Bastos destaca ainda o peso político dessas corporações. Apenas durante as eleições de 2024 nos Estados Unidos, companhias fósseis desembolsaram US$ 445 milhões para apoiar Donald Trump e outros políticos alinhados à sua agenda de retrocesso climático. O resultado foi a saída dos EUA do Acordo de Paris e o desmonte de políticas de transição energética, reforçando a dependência da energia “suja”.
Não por acaso, até 2010, apenas 90 instituições foram responsáveis por 63% das emissões globais de gases do efeito estufa. Entre 2016 e 2022, 80% das emissões vieram de apenas 57 corporações.
Florestas: solução parcial
Outra alternativa frequentemente debatida é a compensação florestal, por meio da conservação e regeneração. De fato, florestas maduras são sumidouros naturais de carbono. Mas, segundo Bastos, essa saída é limitada pela escassez de terras disponíveis. No máximo, seria possível reflorestar 900 milhões de hectares no mundo, o que absorveria cerca de 205 bilhões de toneladas de carbono ao longo de décadas — o equivalente a apenas cinco anos de emissões atuais.

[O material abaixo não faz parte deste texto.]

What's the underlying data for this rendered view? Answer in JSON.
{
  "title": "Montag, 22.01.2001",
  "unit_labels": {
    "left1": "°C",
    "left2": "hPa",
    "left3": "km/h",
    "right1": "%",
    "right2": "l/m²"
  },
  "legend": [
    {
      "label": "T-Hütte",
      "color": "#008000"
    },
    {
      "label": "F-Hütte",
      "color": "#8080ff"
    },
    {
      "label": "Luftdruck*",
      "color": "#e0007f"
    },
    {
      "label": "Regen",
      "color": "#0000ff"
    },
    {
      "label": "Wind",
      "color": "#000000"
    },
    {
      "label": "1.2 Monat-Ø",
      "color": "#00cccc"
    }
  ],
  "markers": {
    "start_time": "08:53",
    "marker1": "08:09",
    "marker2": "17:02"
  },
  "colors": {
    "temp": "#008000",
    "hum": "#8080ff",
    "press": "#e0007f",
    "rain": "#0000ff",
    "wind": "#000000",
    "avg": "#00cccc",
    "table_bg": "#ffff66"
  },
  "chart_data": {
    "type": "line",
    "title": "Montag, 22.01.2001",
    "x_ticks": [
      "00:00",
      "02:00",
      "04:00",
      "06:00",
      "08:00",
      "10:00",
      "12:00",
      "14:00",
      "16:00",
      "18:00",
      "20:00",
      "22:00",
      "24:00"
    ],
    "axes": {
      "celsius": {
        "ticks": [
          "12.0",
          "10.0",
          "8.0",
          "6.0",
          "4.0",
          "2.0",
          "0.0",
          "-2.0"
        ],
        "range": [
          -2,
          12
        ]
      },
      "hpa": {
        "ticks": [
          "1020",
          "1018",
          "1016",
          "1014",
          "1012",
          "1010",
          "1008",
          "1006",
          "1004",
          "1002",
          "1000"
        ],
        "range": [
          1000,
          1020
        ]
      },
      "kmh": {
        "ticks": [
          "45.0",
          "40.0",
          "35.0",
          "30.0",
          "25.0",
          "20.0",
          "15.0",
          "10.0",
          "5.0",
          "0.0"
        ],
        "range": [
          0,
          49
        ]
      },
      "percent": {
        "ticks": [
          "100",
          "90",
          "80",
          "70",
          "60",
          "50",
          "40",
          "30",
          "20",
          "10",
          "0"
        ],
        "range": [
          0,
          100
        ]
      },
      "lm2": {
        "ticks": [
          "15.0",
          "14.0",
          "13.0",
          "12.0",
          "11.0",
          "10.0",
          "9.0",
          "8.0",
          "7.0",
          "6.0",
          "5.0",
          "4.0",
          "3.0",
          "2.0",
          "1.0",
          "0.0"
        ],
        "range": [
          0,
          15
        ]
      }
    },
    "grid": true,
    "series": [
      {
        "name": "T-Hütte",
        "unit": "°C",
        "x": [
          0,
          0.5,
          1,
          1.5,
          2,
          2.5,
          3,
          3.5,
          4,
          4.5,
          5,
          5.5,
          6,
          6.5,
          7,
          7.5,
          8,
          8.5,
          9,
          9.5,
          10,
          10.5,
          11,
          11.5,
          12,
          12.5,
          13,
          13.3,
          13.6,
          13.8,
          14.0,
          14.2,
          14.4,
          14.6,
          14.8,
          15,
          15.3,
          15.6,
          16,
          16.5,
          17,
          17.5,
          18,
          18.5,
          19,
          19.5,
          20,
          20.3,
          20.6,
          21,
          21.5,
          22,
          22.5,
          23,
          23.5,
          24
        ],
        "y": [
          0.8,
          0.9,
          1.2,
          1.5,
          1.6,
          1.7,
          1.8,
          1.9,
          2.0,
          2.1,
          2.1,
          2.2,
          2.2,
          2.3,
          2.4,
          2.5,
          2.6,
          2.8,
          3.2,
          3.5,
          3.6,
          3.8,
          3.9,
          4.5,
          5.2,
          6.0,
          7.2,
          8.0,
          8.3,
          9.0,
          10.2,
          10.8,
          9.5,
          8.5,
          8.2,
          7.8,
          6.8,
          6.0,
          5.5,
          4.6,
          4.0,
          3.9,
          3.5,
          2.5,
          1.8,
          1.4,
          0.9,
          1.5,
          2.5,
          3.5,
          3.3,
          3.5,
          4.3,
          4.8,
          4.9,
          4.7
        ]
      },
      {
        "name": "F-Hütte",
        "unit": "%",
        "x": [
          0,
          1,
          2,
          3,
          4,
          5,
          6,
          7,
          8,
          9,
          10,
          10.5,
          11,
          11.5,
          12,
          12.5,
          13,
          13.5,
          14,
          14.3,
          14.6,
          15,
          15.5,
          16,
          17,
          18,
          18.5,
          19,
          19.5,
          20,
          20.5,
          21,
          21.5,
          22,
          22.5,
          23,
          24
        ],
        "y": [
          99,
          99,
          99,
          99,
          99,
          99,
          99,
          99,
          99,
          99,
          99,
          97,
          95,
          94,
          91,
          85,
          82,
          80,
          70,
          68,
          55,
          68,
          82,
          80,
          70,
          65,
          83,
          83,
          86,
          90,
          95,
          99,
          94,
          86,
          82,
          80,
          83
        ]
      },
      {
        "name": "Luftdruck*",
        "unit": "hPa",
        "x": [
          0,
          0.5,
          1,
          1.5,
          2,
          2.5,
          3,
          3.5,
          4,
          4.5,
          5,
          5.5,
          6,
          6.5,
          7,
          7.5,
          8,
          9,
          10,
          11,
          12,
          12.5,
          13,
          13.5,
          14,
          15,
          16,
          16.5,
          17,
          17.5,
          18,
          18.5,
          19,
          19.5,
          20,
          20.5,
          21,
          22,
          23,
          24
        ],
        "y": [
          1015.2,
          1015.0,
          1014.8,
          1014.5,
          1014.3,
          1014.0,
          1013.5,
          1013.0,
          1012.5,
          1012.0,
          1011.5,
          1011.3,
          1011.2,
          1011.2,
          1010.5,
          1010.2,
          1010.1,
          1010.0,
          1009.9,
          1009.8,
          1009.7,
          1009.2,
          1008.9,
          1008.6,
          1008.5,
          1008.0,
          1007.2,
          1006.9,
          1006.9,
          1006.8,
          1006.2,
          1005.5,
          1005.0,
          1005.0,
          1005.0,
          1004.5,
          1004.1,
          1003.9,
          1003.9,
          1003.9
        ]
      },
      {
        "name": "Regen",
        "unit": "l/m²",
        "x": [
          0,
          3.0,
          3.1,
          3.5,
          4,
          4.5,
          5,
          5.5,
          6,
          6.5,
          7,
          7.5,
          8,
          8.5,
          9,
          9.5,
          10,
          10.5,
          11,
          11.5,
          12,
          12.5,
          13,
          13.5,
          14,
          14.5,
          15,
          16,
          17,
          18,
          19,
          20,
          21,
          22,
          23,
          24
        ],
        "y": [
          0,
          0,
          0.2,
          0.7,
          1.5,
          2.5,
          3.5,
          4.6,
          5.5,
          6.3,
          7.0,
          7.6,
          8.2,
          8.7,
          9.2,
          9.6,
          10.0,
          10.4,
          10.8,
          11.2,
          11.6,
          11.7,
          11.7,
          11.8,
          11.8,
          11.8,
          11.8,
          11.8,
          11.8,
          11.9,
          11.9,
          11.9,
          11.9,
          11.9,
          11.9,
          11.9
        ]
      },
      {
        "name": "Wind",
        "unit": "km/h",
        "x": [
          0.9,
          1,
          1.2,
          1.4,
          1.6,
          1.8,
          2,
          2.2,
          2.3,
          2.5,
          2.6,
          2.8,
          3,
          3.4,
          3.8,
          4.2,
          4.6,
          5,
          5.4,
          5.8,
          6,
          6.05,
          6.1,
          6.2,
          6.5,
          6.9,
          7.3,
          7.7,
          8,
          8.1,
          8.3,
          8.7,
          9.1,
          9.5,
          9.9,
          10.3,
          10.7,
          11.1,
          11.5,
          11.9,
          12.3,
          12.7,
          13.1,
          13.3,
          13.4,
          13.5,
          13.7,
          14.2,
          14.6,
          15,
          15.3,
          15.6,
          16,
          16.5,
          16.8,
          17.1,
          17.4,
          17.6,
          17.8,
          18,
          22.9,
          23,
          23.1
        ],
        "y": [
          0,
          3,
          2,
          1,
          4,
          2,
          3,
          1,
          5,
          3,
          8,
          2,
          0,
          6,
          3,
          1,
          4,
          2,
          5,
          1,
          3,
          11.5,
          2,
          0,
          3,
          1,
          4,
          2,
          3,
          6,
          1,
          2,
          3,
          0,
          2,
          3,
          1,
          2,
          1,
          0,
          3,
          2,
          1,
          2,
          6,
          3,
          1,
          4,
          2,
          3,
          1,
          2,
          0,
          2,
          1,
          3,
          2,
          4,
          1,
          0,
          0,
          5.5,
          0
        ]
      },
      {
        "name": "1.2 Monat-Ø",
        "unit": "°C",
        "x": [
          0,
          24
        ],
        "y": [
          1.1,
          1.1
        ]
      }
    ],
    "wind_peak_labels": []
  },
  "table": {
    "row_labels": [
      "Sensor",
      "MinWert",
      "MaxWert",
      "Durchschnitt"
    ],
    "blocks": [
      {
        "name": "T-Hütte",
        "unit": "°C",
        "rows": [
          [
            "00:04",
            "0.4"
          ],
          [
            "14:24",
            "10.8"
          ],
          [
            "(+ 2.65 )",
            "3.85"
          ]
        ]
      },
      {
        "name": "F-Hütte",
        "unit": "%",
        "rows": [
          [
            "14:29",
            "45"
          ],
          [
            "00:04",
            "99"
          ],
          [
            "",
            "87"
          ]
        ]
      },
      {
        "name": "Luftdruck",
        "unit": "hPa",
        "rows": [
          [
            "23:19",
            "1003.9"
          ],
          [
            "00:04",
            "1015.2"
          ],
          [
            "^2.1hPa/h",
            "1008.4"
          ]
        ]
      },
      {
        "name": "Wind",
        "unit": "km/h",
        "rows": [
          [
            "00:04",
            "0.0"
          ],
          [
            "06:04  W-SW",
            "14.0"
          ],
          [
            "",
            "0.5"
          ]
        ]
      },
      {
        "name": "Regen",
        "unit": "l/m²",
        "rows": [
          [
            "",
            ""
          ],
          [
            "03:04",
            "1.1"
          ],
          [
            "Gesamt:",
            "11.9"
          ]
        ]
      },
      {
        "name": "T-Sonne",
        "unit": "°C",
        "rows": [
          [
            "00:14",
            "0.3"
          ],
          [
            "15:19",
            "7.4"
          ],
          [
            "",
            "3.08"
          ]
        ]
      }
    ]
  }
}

O economista não descarta o mercado de carbono nem a compensação florestal, mas insiste que eles só funcionam se já existir um sistema elétrico alternativo robusto. O erro, em sua visão, está em tratar esses mecanismos como substitutos do planejamento público.

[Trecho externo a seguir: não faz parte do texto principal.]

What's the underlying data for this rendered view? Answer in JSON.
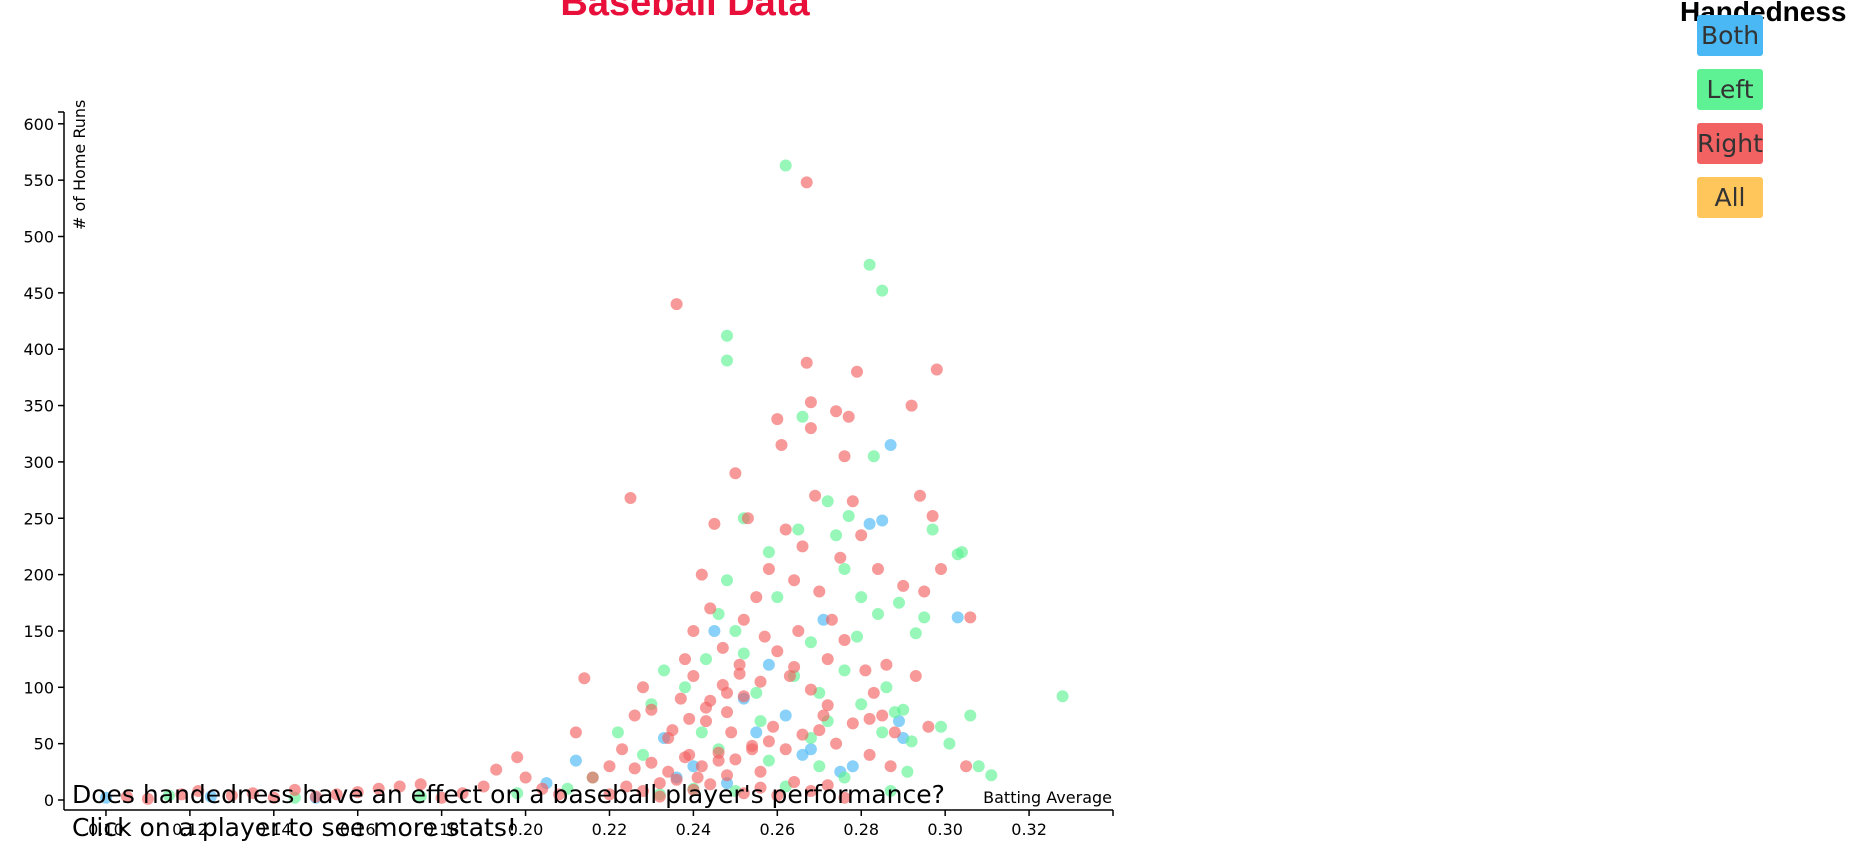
{
  "page": {
    "question": "Does handedness have an effect on a baseball player's performance?",
    "instruction": "Click on a player to see more stats!"
  },
  "legend": {
    "title": "Handedness",
    "buttons": [
      {
        "label": "Both",
        "color": "#4ab8f4"
      },
      {
        "label": "Left",
        "color": "#5ef294"
      },
      {
        "label": "Right",
        "color": "#f26262"
      },
      {
        "label": "All",
        "color": "#ffc65c"
      }
    ]
  },
  "chart_data": {
    "type": "scatter",
    "title": "Baseball Data",
    "xlabel": "Batting Average",
    "ylabel": "# of Home Runs",
    "xlim": [
      0.09,
      0.34
    ],
    "ylim": [
      0,
      610
    ],
    "x_ticks": [
      "0.10",
      "0.12",
      "0.14",
      "0.16",
      "0.18",
      "0.20",
      "0.22",
      "0.24",
      "0.26",
      "0.28",
      "0.30",
      "0.32"
    ],
    "y_ticks": [
      "0",
      "50",
      "100",
      "150",
      "200",
      "250",
      "300",
      "350",
      "400",
      "450",
      "500",
      "550",
      "600"
    ],
    "grid": false,
    "legend_position": "top-right",
    "series": [
      {
        "name": "Both",
        "color": "#4ab8f4",
        "points": [
          [
            0.1,
            2
          ],
          [
            0.125,
            3
          ],
          [
            0.15,
            2
          ],
          [
            0.205,
            15
          ],
          [
            0.212,
            35
          ],
          [
            0.233,
            55
          ],
          [
            0.245,
            150
          ],
          [
            0.252,
            90
          ],
          [
            0.258,
            120
          ],
          [
            0.262,
            75
          ],
          [
            0.268,
            45
          ],
          [
            0.271,
            160
          ],
          [
            0.275,
            25
          ],
          [
            0.282,
            245
          ],
          [
            0.285,
            248
          ],
          [
            0.287,
            315
          ],
          [
            0.289,
            70
          ],
          [
            0.29,
            55
          ],
          [
            0.303,
            162
          ],
          [
            0.248,
            15
          ],
          [
            0.24,
            30
          ],
          [
            0.255,
            60
          ],
          [
            0.266,
            40
          ],
          [
            0.278,
            30
          ],
          [
            0.236,
            20
          ]
        ]
      },
      {
        "name": "Left",
        "color": "#5ef294",
        "points": [
          [
            0.115,
            4
          ],
          [
            0.145,
            2
          ],
          [
            0.175,
            3
          ],
          [
            0.198,
            6
          ],
          [
            0.21,
            10
          ],
          [
            0.216,
            20
          ],
          [
            0.222,
            60
          ],
          [
            0.228,
            40
          ],
          [
            0.233,
            115
          ],
          [
            0.238,
            100
          ],
          [
            0.243,
            125
          ],
          [
            0.246,
            165
          ],
          [
            0.248,
            195
          ],
          [
            0.25,
            150
          ],
          [
            0.248,
            412
          ],
          [
            0.248,
            390
          ],
          [
            0.252,
            250
          ],
          [
            0.255,
            95
          ],
          [
            0.258,
            220
          ],
          [
            0.26,
            180
          ],
          [
            0.262,
            563
          ],
          [
            0.265,
            240
          ],
          [
            0.266,
            340
          ],
          [
            0.268,
            140
          ],
          [
            0.27,
            95
          ],
          [
            0.272,
            265
          ],
          [
            0.274,
            235
          ],
          [
            0.276,
            205
          ],
          [
            0.277,
            252
          ],
          [
            0.279,
            145
          ],
          [
            0.28,
            180
          ],
          [
            0.282,
            475
          ],
          [
            0.283,
            305
          ],
          [
            0.284,
            165
          ],
          [
            0.285,
            452
          ],
          [
            0.286,
            100
          ],
          [
            0.287,
            8
          ],
          [
            0.288,
            78
          ],
          [
            0.289,
            175
          ],
          [
            0.291,
            25
          ],
          [
            0.292,
            52
          ],
          [
            0.293,
            148
          ],
          [
            0.295,
            162
          ],
          [
            0.297,
            240
          ],
          [
            0.299,
            65
          ],
          [
            0.301,
            50
          ],
          [
            0.303,
            218
          ],
          [
            0.304,
            220
          ],
          [
            0.306,
            75
          ],
          [
            0.308,
            30
          ],
          [
            0.311,
            22
          ],
          [
            0.328,
            92
          ],
          [
            0.276,
            20
          ],
          [
            0.262,
            12
          ],
          [
            0.25,
            8
          ],
          [
            0.24,
            10
          ],
          [
            0.232,
            5
          ],
          [
            0.268,
            55
          ],
          [
            0.258,
            35
          ],
          [
            0.246,
            45
          ],
          [
            0.272,
            70
          ],
          [
            0.28,
            85
          ],
          [
            0.285,
            60
          ],
          [
            0.29,
            80
          ],
          [
            0.264,
            110
          ],
          [
            0.252,
            130
          ],
          [
            0.256,
            70
          ],
          [
            0.27,
            30
          ],
          [
            0.242,
            60
          ],
          [
            0.23,
            85
          ],
          [
            0.276,
            115
          ]
        ]
      },
      {
        "name": "Right",
        "color": "#f26262",
        "points": [
          [
            0.105,
            3
          ],
          [
            0.11,
            1
          ],
          [
            0.118,
            5
          ],
          [
            0.122,
            8
          ],
          [
            0.13,
            4
          ],
          [
            0.135,
            6
          ],
          [
            0.14,
            2
          ],
          [
            0.145,
            9
          ],
          [
            0.15,
            3
          ],
          [
            0.155,
            5
          ],
          [
            0.16,
            7
          ],
          [
            0.165,
            10
          ],
          [
            0.17,
            12
          ],
          [
            0.175,
            14
          ],
          [
            0.18,
            2
          ],
          [
            0.185,
            6
          ],
          [
            0.19,
            12
          ],
          [
            0.193,
            27
          ],
          [
            0.198,
            38
          ],
          [
            0.2,
            20
          ],
          [
            0.204,
            10
          ],
          [
            0.208,
            5
          ],
          [
            0.212,
            60
          ],
          [
            0.214,
            108
          ],
          [
            0.216,
            20
          ],
          [
            0.22,
            30
          ],
          [
            0.223,
            45
          ],
          [
            0.225,
            268
          ],
          [
            0.226,
            75
          ],
          [
            0.228,
            100
          ],
          [
            0.23,
            80
          ],
          [
            0.232,
            15
          ],
          [
            0.234,
            55
          ],
          [
            0.236,
            440
          ],
          [
            0.237,
            90
          ],
          [
            0.238,
            125
          ],
          [
            0.239,
            40
          ],
          [
            0.24,
            110
          ],
          [
            0.241,
            20
          ],
          [
            0.242,
            200
          ],
          [
            0.243,
            70
          ],
          [
            0.244,
            170
          ],
          [
            0.245,
            245
          ],
          [
            0.246,
            35
          ],
          [
            0.247,
            135
          ],
          [
            0.248,
            95
          ],
          [
            0.249,
            60
          ],
          [
            0.25,
            290
          ],
          [
            0.251,
            120
          ],
          [
            0.252,
            160
          ],
          [
            0.253,
            250
          ],
          [
            0.254,
            45
          ],
          [
            0.255,
            180
          ],
          [
            0.256,
            25
          ],
          [
            0.257,
            145
          ],
          [
            0.258,
            205
          ],
          [
            0.259,
            65
          ],
          [
            0.26,
            338
          ],
          [
            0.261,
            315
          ],
          [
            0.262,
            240
          ],
          [
            0.263,
            110
          ],
          [
            0.264,
            195
          ],
          [
            0.265,
            150
          ],
          [
            0.266,
            225
          ],
          [
            0.267,
            548
          ],
          [
            0.267,
            388
          ],
          [
            0.268,
            353
          ],
          [
            0.268,
            330
          ],
          [
            0.269,
            270
          ],
          [
            0.27,
            185
          ],
          [
            0.271,
            75
          ],
          [
            0.272,
            125
          ],
          [
            0.273,
            160
          ],
          [
            0.274,
            345
          ],
          [
            0.275,
            215
          ],
          [
            0.276,
            305
          ],
          [
            0.277,
            340
          ],
          [
            0.278,
            265
          ],
          [
            0.279,
            380
          ],
          [
            0.28,
            235
          ],
          [
            0.281,
            115
          ],
          [
            0.282,
            40
          ],
          [
            0.283,
            95
          ],
          [
            0.284,
            205
          ],
          [
            0.285,
            75
          ],
          [
            0.286,
            120
          ],
          [
            0.287,
            30
          ],
          [
            0.288,
            60
          ],
          [
            0.29,
            190
          ],
          [
            0.292,
            350
          ],
          [
            0.293,
            110
          ],
          [
            0.294,
            270
          ],
          [
            0.295,
            185
          ],
          [
            0.296,
            65
          ],
          [
            0.297,
            252
          ],
          [
            0.298,
            382
          ],
          [
            0.299,
            205
          ],
          [
            0.305,
            30
          ],
          [
            0.306,
            162
          ],
          [
            0.22,
            5
          ],
          [
            0.224,
            12
          ],
          [
            0.228,
            8
          ],
          [
            0.232,
            3
          ],
          [
            0.236,
            18
          ],
          [
            0.24,
            9
          ],
          [
            0.244,
            14
          ],
          [
            0.248,
            22
          ],
          [
            0.252,
            6
          ],
          [
            0.256,
            11
          ],
          [
            0.26,
            4
          ],
          [
            0.264,
            16
          ],
          [
            0.268,
            8
          ],
          [
            0.272,
            13
          ],
          [
            0.276,
            2
          ],
          [
            0.226,
            28
          ],
          [
            0.23,
            33
          ],
          [
            0.234,
            25
          ],
          [
            0.238,
            38
          ],
          [
            0.242,
            30
          ],
          [
            0.246,
            42
          ],
          [
            0.25,
            36
          ],
          [
            0.254,
            48
          ],
          [
            0.258,
            52
          ],
          [
            0.262,
            45
          ],
          [
            0.266,
            58
          ],
          [
            0.27,
            62
          ],
          [
            0.274,
            50
          ],
          [
            0.278,
            68
          ],
          [
            0.282,
            72
          ],
          [
            0.24,
            150
          ],
          [
            0.244,
            88
          ],
          [
            0.248,
            78
          ],
          [
            0.252,
            92
          ],
          [
            0.256,
            105
          ],
          [
            0.26,
            132
          ],
          [
            0.264,
            118
          ],
          [
            0.268,
            98
          ],
          [
            0.272,
            84
          ],
          [
            0.276,
            142
          ],
          [
            0.235,
            62
          ],
          [
            0.239,
            72
          ],
          [
            0.243,
            82
          ],
          [
            0.247,
            102
          ],
          [
            0.251,
            112
          ]
        ]
      }
    ]
  }
}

A mensagem de Bastos é clara: sem liderança estatal, a transição energética permanecerá lenta, fragmentada e vulnerável ao poder dos lobbies fósseis. O mercado de carbono pode até ser uma ferramenta complementar, mas jamais substituirá o papel central dos governos em coordenar investimentos, construir infraestrutura e criar condições reais para que as energias renováveis prosperem.
A crise climática exige mais do que instrumentos de mercado: pede escolhas políticas corajosas e planejamento de longo prazo.